= William Roberts (Parliamentarian) =

English Member of Parliament

Sir William Roberts (1605–1662), of Neasden House at Willesden in Middlesex, was an English Member of Parliament.

He entered Gray's Inn in 1622, and was knighted in 1624. At the outbreak of the English Civil War he took the Parliamentary side, and was one of the commissioners named to try the king, although he did not take part in the trial. He became a member of the Council of State in 1653, was elected represent Middlesex in the parliaments of 1654 and 1656, and in 1658 was raised to Cromwell's new House of Peers.

In 1646, Roberts had become became one of the contractors to sell church lands, and in 1651 he bought the prebends of Neasden, Oxgate, Harlesden and Chambers and the estate of Westminster Abbey.

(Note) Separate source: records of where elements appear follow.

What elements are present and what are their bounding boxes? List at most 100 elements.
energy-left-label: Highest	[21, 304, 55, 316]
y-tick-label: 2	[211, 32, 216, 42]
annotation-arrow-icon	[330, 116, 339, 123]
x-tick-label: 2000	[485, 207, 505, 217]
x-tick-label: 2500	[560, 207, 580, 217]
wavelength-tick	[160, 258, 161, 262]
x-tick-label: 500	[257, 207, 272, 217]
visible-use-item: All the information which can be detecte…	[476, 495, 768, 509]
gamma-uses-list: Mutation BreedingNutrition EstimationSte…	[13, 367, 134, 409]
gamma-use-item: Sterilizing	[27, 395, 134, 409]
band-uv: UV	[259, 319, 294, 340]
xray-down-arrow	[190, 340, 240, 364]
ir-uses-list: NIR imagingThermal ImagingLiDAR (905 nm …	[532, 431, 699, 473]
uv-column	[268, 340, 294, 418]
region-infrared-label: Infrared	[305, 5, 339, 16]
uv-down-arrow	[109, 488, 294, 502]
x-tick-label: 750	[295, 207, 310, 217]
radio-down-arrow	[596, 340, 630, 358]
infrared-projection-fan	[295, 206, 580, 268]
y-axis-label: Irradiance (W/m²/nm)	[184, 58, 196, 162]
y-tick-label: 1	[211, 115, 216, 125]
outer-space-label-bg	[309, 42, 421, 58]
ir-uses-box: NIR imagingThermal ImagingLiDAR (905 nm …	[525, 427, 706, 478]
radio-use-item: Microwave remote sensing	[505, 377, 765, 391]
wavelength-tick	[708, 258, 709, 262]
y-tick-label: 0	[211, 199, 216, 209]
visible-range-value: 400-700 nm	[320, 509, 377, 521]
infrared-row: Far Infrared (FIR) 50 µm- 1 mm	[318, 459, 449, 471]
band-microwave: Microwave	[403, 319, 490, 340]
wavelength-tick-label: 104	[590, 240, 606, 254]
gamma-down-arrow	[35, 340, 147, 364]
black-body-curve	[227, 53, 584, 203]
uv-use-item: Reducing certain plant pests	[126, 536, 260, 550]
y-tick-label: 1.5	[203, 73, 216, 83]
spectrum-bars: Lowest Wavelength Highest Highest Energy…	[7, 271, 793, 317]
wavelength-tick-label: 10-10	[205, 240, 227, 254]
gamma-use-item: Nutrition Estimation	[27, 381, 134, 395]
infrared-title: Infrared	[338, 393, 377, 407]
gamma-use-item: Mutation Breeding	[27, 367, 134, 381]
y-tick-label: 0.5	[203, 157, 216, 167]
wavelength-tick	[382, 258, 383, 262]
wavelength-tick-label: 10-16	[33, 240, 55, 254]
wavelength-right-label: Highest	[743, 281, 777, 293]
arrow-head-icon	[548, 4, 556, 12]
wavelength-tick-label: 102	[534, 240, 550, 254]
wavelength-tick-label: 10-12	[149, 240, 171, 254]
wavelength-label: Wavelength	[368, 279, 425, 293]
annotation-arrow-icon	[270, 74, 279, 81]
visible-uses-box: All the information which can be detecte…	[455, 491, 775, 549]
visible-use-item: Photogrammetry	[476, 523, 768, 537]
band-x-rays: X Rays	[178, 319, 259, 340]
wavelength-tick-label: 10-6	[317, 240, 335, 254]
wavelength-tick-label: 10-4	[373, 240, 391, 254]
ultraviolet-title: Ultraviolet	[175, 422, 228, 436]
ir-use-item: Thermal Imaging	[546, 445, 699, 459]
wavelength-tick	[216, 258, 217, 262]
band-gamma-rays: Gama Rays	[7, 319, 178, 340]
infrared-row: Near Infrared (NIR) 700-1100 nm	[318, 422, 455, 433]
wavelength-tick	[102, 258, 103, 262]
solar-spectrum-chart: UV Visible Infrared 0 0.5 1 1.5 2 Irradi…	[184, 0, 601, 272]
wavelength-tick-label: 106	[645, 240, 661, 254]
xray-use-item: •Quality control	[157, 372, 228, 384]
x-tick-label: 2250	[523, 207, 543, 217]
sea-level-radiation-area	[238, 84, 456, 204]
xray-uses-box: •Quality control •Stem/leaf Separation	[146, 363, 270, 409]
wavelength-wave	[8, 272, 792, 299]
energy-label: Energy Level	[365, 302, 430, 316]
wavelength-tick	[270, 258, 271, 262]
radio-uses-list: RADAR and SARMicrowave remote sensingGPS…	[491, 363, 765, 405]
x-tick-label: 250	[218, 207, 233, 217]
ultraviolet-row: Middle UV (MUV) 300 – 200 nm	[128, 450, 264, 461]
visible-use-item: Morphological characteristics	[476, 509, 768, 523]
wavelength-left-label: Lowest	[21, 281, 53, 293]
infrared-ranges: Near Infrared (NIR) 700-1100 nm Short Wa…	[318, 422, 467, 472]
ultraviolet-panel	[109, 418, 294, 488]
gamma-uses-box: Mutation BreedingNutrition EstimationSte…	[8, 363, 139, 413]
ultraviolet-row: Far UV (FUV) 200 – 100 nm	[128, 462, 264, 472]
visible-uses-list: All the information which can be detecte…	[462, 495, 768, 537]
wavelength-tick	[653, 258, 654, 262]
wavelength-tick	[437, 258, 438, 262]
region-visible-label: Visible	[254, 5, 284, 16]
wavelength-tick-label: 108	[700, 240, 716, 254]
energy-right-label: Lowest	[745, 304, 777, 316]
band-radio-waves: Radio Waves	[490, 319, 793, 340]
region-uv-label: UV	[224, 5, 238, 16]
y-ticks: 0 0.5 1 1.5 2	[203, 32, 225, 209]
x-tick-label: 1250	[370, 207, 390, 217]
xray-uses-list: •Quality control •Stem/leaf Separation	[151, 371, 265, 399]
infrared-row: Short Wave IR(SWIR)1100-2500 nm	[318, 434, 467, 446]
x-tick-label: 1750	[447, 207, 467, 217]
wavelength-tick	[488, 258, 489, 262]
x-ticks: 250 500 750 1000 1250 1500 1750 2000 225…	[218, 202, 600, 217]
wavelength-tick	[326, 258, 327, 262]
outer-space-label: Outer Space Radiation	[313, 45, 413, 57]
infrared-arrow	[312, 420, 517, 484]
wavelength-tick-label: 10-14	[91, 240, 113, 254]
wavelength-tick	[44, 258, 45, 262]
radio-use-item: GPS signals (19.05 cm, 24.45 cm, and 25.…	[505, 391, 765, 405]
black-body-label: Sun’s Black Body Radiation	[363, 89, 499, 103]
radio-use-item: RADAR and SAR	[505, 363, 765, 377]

He had also augmented his estate by his marriage to Eleanor, daughter and heir of Robert Atye, with land in Hampstead and Kilburn. He retained his property after the Restoration, taking leases of the prebends when they reverted to the prebendaries, and leaving a significant fortune on his death.

Some sources mistakenly claim that after the Restoration, Roberts was created a baronet; in fact it was his son, also named William, who was made a baronet (in his father's lifetime), on 4 October 1661.